How to add columns of accumulated sum in a matrix

1 view (last 30 days)
If a have this matrix:
A=[1:1:100]
B=[101:1:200]
M=[A(:), B(:)]
I need to add 20 columns to M which contain the summation of A values like:
C = summation of the row |i| + the row |i-1|,
D = summation of the row |i| + the row |i-1|+|i-2|,
E = summation of of the row |i| + the row |i-1|+|i-2|+|i-3|,.. etc
and M=[A(:), B(:), C(:), D(:), E(:) ...etc]
For example: it would be something like:
A B C D E.. etc -> until 20
1 101 1 1 1
2 102 3 3 3
3 103 5 6 6
4 104 7 9 10
5 105 9 12 14
6 106 11 15 18
7 107 13 18 22
8 108 15 21 26
9 109 17 24 30
10 110 19 27 34
11 111 21 30 38
12 112 13 33 42
. . . . .
. . . . .
. . . . .
etc etc etc etc etc ... etc -> until 20
  2 Comments
Star Strider
Star Strider on 23 Jan 2018
Note: this is not homework. It’s meteorology or climatology research.
Philippe Corner
Philippe Corner on 23 Jan 2018
Yep, im trying to analyze some climate data. But for my bachelor thesis. I already did a cumsum, but there are too many columns, so im looking for a more automatic way to do it..
Thanks in advance Mr Star.

Sign in to comment.

Accepted Answer

Star Strider
Star Strider on 24 Jan 2018
This seems to work for ‘C’, ‘D’ ... ‘T’.
This construction seems the only way to form your matrix (that I call ‘Ar’ here).
A = (1:100)';
Ar(1,:) = ones(1, 20);
for k1 = 2:numel(A)
if k1 <= 20
v1 = cumsum(A(k1:-1:max(1,k1-19)));
Ar(k1,:) = [v1(2:end)' v1(end)*ones(1, 21-k1)];
else
v1 = cumsum(A(k1:-1:1));
Ar(k1,:) = v1(2:21)';
end
end

More Answers (1)

Image Analyst
Image Analyst on 23 Jan 2018
Sounds like homework. See if you can figure out how to use the cumsum() function to do it.

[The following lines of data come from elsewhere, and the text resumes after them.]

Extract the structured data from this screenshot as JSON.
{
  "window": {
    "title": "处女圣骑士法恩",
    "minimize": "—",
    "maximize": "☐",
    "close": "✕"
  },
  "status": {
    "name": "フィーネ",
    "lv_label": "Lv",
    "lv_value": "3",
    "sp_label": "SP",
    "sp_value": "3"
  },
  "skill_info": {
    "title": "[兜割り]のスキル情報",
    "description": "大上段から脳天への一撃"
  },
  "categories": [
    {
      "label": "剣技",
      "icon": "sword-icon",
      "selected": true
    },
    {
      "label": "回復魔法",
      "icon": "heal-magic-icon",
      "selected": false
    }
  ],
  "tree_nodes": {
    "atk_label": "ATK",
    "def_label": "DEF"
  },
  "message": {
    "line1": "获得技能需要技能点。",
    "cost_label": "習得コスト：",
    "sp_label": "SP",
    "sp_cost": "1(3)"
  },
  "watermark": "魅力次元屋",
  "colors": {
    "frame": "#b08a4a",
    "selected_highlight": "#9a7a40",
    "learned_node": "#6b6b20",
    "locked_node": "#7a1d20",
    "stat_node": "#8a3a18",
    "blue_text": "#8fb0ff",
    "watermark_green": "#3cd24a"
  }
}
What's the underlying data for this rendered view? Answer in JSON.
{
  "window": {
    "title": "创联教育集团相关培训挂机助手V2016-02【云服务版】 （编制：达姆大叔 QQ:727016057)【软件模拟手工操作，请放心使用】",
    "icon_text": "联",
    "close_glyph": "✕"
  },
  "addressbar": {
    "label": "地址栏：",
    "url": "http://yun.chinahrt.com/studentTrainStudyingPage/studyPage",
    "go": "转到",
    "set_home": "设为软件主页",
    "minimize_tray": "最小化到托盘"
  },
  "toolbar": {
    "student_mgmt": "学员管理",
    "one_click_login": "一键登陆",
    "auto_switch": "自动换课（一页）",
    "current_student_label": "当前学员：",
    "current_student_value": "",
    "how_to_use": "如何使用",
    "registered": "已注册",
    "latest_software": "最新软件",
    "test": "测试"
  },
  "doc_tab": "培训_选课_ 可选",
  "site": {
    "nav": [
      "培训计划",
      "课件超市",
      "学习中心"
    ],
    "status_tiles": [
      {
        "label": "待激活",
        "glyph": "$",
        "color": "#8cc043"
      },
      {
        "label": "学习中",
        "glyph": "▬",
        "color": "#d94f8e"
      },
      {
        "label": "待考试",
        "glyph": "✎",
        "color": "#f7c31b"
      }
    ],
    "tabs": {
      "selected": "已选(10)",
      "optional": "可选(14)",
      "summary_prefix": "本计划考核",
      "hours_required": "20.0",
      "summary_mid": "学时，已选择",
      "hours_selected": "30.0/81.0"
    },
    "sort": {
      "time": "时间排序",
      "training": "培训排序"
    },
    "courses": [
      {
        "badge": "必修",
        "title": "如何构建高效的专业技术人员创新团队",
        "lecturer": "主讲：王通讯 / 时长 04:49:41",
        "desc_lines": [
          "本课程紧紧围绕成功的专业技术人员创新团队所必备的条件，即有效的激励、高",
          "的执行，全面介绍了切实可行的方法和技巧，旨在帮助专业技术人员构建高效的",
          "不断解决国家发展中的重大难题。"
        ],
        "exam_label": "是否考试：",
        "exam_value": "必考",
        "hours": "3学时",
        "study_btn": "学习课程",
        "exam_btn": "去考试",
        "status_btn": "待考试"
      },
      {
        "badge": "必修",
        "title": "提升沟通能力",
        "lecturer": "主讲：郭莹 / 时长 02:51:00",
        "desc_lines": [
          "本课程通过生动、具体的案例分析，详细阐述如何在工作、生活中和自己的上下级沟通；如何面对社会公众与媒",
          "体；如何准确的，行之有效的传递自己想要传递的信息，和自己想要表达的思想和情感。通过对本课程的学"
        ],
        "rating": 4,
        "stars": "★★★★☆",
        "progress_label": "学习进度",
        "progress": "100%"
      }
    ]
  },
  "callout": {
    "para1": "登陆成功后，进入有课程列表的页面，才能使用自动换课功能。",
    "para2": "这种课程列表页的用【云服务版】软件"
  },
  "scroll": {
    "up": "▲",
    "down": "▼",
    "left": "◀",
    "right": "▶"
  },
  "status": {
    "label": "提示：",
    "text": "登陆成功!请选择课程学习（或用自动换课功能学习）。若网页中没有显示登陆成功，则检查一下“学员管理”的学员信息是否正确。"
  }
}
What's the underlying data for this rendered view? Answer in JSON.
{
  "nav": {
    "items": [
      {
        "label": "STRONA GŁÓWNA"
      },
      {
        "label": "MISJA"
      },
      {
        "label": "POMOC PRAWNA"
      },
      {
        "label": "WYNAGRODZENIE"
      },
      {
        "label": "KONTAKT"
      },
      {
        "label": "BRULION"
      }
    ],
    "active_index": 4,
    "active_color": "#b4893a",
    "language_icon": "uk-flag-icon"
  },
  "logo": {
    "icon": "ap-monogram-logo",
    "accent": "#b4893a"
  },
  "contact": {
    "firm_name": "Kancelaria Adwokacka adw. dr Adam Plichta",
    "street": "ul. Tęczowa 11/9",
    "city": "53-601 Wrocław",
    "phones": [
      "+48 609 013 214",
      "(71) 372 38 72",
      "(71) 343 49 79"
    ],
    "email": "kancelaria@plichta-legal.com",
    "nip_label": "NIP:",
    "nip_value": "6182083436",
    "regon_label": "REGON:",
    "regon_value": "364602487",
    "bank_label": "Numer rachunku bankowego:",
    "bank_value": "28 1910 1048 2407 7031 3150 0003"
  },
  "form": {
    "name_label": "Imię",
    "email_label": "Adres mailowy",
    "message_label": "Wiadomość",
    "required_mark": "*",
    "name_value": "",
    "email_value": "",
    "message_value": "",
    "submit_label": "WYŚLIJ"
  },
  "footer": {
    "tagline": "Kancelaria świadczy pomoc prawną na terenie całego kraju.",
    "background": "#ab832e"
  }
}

Let us know if you really can't figure it out.
  1 Comment
Philippe Corner
Philippe Corner on 23 Jan 2018
I already did with cumsum(), but im trying to figure it out with more columns and im trying to automatize the code for that.

Sign in to comment.

Categories

Find more on Discrete Data Plots in Help Center and File Exchange

Tags

Community Treasure Hunt

Find the treasures in MATLAB Central and discover how the community can help you!

Start Hunting!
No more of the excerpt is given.